Another notable revelation from the CFTC figures pointed to a sea change in speculators’ attitudes to the Canadian Dollar (currency:CAD). The previous week had seen investors adopt a net short stance towards the Loonie but the latest numbers revealed that speculators are now marginally net long on the Canadian tender versus the Greenback. The continued drift higher for global oil prices in combination with the firm tone of recent Canadian data releases appeared to behind the move. Analysts now forecast that the Loonie may perform on a positive footing moving forward.

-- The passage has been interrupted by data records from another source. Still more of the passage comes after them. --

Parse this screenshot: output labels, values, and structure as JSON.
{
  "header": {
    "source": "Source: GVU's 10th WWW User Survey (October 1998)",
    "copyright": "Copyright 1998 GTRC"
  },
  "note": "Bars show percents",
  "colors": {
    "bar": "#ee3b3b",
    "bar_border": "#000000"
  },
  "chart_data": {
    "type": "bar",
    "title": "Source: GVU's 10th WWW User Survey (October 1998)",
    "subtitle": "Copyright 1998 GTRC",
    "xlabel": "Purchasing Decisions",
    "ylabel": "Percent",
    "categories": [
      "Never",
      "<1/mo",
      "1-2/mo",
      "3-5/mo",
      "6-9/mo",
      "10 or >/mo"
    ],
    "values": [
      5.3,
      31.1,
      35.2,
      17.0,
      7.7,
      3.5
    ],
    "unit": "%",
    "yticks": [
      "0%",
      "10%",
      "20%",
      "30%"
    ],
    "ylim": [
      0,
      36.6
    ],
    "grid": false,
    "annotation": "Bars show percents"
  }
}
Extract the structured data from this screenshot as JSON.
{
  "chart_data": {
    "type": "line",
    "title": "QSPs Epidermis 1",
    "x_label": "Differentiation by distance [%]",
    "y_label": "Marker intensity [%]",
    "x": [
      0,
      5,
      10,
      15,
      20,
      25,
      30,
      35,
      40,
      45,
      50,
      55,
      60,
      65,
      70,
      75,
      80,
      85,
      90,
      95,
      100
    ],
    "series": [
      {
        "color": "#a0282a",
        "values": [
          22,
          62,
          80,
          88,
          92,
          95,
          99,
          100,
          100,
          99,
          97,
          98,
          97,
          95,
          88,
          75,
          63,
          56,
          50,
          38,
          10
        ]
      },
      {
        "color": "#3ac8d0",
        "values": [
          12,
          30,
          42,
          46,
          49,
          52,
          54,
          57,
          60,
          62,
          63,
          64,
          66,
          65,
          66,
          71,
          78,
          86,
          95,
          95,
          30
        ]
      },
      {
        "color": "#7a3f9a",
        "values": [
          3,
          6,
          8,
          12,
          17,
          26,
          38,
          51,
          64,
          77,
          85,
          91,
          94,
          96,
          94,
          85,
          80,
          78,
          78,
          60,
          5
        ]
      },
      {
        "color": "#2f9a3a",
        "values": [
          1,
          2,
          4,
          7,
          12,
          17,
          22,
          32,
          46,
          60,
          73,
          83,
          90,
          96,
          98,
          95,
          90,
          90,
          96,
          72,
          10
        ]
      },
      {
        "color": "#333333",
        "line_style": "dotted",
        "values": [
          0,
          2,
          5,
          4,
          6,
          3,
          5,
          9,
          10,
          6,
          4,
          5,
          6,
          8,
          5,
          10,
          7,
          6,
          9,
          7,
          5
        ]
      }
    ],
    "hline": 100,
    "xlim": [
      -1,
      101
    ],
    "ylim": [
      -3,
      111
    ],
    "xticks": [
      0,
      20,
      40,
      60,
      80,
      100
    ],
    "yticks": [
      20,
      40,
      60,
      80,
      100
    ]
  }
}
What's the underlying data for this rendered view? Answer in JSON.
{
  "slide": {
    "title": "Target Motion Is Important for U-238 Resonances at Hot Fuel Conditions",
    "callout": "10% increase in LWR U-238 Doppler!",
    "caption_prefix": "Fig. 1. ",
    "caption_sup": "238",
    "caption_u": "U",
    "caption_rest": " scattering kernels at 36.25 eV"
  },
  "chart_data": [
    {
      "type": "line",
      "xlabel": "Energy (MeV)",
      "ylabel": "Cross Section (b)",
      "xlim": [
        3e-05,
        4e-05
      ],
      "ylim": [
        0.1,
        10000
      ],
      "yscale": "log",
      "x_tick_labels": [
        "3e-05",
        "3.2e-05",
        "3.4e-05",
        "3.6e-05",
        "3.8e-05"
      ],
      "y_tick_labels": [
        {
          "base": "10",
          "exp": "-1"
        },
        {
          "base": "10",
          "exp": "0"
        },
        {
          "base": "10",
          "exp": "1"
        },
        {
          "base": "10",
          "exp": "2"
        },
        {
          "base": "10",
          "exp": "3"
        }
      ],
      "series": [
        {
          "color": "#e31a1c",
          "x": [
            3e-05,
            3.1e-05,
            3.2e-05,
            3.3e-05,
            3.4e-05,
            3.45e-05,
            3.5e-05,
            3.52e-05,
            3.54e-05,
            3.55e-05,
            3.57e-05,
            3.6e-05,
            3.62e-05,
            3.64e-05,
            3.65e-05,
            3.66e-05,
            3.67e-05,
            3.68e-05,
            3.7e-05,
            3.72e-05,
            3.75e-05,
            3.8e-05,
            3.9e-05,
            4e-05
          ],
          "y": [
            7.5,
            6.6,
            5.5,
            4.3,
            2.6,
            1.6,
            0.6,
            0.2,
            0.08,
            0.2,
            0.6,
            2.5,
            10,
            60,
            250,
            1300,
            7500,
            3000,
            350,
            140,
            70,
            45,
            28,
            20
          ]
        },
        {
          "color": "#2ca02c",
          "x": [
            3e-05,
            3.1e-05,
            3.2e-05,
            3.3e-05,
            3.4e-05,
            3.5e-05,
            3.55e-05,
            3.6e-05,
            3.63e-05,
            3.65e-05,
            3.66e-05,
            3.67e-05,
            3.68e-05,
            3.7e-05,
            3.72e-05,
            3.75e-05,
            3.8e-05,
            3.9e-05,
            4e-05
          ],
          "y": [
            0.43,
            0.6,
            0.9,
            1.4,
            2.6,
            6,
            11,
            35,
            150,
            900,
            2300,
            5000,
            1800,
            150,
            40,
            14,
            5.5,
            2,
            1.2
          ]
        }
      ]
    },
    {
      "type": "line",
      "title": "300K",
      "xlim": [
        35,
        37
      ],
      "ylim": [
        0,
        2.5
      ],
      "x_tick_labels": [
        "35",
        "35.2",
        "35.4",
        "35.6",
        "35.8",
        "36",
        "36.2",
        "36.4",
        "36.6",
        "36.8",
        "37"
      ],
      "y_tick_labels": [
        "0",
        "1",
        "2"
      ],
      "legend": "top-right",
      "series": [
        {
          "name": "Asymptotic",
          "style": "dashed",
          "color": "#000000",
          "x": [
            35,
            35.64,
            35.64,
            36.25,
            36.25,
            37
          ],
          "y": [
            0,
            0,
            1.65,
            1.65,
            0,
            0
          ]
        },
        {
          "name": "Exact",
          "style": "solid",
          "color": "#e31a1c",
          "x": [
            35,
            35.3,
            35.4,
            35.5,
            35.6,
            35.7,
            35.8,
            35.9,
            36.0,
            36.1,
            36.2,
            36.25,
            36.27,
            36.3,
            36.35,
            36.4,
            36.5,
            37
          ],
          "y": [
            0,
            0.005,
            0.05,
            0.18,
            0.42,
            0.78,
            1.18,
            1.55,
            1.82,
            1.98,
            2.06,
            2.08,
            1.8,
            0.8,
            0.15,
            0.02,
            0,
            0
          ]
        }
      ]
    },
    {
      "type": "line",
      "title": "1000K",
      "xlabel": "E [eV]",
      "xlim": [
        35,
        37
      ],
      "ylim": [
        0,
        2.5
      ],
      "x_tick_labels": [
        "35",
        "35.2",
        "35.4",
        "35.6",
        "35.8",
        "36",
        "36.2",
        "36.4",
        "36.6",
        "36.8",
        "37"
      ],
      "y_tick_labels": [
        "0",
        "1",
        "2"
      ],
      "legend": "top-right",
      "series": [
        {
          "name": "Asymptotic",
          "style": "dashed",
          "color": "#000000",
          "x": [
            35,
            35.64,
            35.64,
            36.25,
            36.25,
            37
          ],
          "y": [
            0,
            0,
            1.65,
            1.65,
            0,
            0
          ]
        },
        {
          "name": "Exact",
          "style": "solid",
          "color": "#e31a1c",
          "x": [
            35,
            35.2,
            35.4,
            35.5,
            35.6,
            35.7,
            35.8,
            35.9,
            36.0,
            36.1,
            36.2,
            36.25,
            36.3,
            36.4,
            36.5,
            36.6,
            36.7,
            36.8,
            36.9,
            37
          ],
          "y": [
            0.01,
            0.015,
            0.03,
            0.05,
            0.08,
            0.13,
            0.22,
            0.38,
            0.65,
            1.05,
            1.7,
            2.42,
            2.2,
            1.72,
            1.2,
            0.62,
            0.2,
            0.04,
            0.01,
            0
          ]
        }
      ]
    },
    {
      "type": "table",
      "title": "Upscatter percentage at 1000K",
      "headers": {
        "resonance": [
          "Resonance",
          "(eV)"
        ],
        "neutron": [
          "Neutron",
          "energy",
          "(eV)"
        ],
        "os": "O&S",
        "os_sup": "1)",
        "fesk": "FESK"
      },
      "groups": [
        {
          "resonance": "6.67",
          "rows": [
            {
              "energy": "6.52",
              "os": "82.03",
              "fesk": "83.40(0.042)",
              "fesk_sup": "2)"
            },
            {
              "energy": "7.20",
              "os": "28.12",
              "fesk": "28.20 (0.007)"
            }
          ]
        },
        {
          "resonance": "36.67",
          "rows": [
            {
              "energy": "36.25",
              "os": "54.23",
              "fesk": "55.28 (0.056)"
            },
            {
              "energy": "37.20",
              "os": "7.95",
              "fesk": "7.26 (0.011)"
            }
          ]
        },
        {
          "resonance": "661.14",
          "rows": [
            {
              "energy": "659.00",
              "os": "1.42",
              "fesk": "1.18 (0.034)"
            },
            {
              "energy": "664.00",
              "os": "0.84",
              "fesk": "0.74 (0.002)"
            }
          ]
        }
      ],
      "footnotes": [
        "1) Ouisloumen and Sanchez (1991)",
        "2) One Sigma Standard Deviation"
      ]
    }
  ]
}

Looking ahead to this week’s session, market participants won’t have to wait long to receive further direction on the US Dollar. This afternoon’s American Durable Goods Orders data is always closely watched and with the consensus expectation being for a -0.5% showing, the result would not have to be great to provide the Buck with some near-term support. Tomorrow’s Bank of Canada (BoC) monetary policy decision is the next tier one risk event of note. An interest rate hike is considered unlikely from the BoC, but the tone of its rhetoric could prove market-moving for the Loonie.